Chief Menominee Statue- Potawatomi Trail of Death Memorial
Backstory and Context
Who was Chief Menominee?
Menominee was born around 1790 in either Indiana or Wisconsin. While later in his life he was a chief among the Potawatomi, he was not Potawatomi by birth. Given his possible origin from Wisconsin, he could have been Ojibwe.1 His status as chief was achieved in his adult life, due to the respect he drew from the Potawatomi he lived with. Menominee signed four treaties during his lifetime, the first at age 28, it was possibly actions like these that bolstered his status. More importantly, Menominee was recognized as an important spiritual leader/preacher among the Potawatomi. He was tutored under Reverend Isaac McCoy in Ft. Wayne, Indiana to become a preacher. Among Native Americans he preached against drunkenness, theft, murder, and many other sinful behaviors. It seems that Menominee did not completely convert to an American Christian worldview or give up his Traditional beliefs, but rather his preaching and spiritual practices represent a hybrid sort of belief system, or at least Christian beliefs in a traditional Potawatomi context.1
In order to have a stronger spiritual presence in his community, Menominee petitioned the Black Robes to have Catholic Father live among them. The Black Robes were a group of Catholic missionaries who had had a connection with the Potawatomi since the Fur Trade era. Menominee’s petition was granted and a Catholic mission was established at the Twin Lakes community.
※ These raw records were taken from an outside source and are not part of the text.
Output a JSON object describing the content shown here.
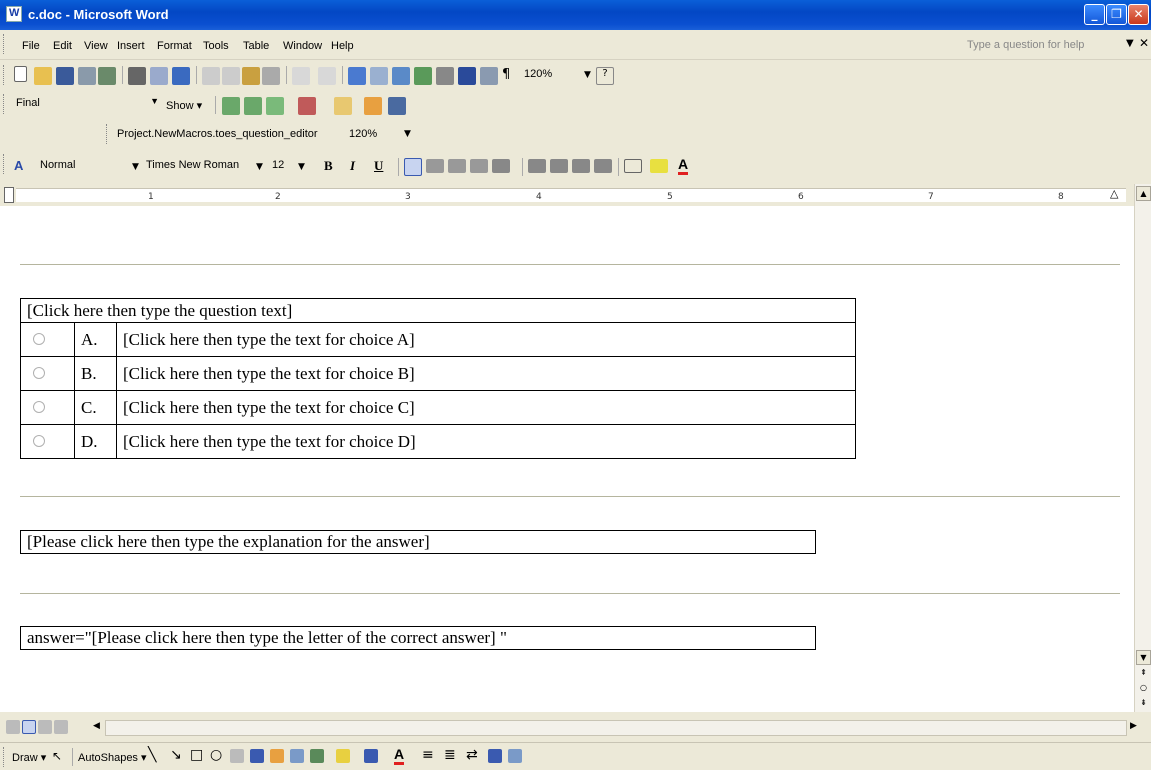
{
  "window": {
    "title": "c.doc - Microsoft Word"
  },
  "menu": {
    "items": [
      "File",
      "Edit",
      "View",
      "Insert",
      "Format",
      "Tools",
      "Table",
      "Window",
      "Help"
    ],
    "help_placeholder": "Type a question for help"
  },
  "standard_toolbar": {
    "zoom": "120%"
  },
  "reviewing_toolbar": {
    "display": "Final",
    "show_label": "Show"
  },
  "macro_toolbar": {
    "macro_name": "Project.NewMacros.toes_question_editor",
    "zoom": "120%"
  },
  "formatting_toolbar": {
    "style": "Normal",
    "font": "Times New Roman",
    "size": "12",
    "bold": "B",
    "italic": "I",
    "underline": "U"
  },
  "ruler": {
    "numbers": [
      "1",
      "2",
      "3",
      "4",
      "5",
      "6",
      "7",
      "8"
    ]
  },
  "document": {
    "question": "[Click here then type the question text]",
    "choices": [
      {
        "letter": "A.",
        "text": "[Click here then type the text for choice A]"
      },
      {
        "letter": "B.",
        "text": "[Click here then type the text for choice B]"
      },
      {
        "letter": "C.",
        "text": "[Click here then type the text for choice C]"
      },
      {
        "letter": "D.",
        "text": "[Click here then type the text for choice D]"
      }
    ],
    "explanation": "[Please click here then type the explanation for the answer]",
    "answer": "answer=\"[Please click here then type the letter of the correct answer] \""
  },
  "drawing_toolbar": {
    "draw_label": "Draw",
    "autoshapes_label": "AutoShapes"
  },
  "colors": {
    "titlebar": "#0a4fd0",
    "chrome": "#ece9d8"
  }
}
In 1835 a log chapel was erected, and at the time of the removal, Father Petit was the Catholic priest among them.1 Father Petit also kept a detailed journal as he traveled with the Potawatomi along the trail of Death. In the Fall of 1838, the Potawatomi at Twin Lakes were rounded up and forcibly marched to the West.2 Menominee and two other men recognized as chiefs were put in a prison wagon. Chief Menominee survived the Trail of Death, and lived out the rest of his life in St. Mary's Mission at Sugar Creek in Linn County, Kansas, south of Osawatomie. However, he died a few years later in 1841.1
What was the Trail of Death, and more importantly, why did it happen? This instance of forced removal is a not unique event of this time period. Other groups like the Cherokee were also removed on forced marches, such as the Trail of Tears. Eastern Woodlands Indians occupied land on which Euro-American farmers desired for agriculture. This, combined with political motivations and prejudice, was cause enough for the Potawatomi Indians to be marched west of the Mississippi River to the Kansas territory. Their land was desired for agriculture and development. An Indian agent named Abel C. Pepper was tasked with using any means possible to get the Potawatomi at Twin Lakes to sign a treaty and have them removed westward in two years.3 Bribery was often used as a means to get Potawatomi to put their x mark on the treaty. Menominee never signed this treaty, as he did not want to lose the Potawatomi land to greedy people.1 Menominee even tried to gain the support of the President to let him remain on their lands. But this was unsuccessful. After false reports of conflict between white settlers and Potawatomi in the area, the Governor of Indiana commanded General John Tipton to remove this group of Potawatomi to the West. In the Fall of 1838 Tipton and a group of volunteer militiamen rounded up the Twin Lakes Potawatomi and begun their removal.3 This group made stops in, Rochester, Logansport, Battle Ground, Lafayette, and Williamsport in Indiana along their route to Eastern Kansas. On November 4th, 1838 the Potawatomi had reached the end of their 660 mile exile. Along the way over 40 of them had died, and around 100 had escaped and made their way back to Indiana. The muster roll kept by General Tipton indicates that 859 Potawatomi started from Twin Lakes, and the total at the end was 756.1
Memorials of the Past, Potawatomi of the Present
While it is important to remember historical Native American figures, like Menominee, stone statues do somewhat of a disservice to them. Menominee is portrayed on this statue as a very stereotypical Indian with a feather headdress. His type of headgear was mostly used by groups in the American Plains. Stone memorials also tend to metaphorically trap people like Native Americans in the past. It is common for people to look at these memorials and think of people like the Potawatomi as being figures that only exist in the past. However, Native Americans like the Potawatomi have actively existed from the past to the present, being involved in all the historical periods up to now. The Potawatomi Nation is active today and has groups living in Chicago, northern Indiana, Kansas, and western Michigan. Every year descendants of those who marched the Trail of Death and other Potawatomi retrace the trail to commemorate the dead and those who survived this exile.
1. Willard, Shirley. "Chief Menominee." Historical Text Archive. 2001. http://historicaltextarchive.com/sections.php?action=read&artid=310.
2. McKee, Irving. The Trail of Death: Letters of Benjamin Marie Petit. Vol. 14. 1. Indianapolis, Indiana. indiana Historical Society, 1941.
3. Willard, Shirley. Cecrle, Judy. Trail of Death 1838 Diary. Rochester, Indiana. Fulton County Historical Society, 1988.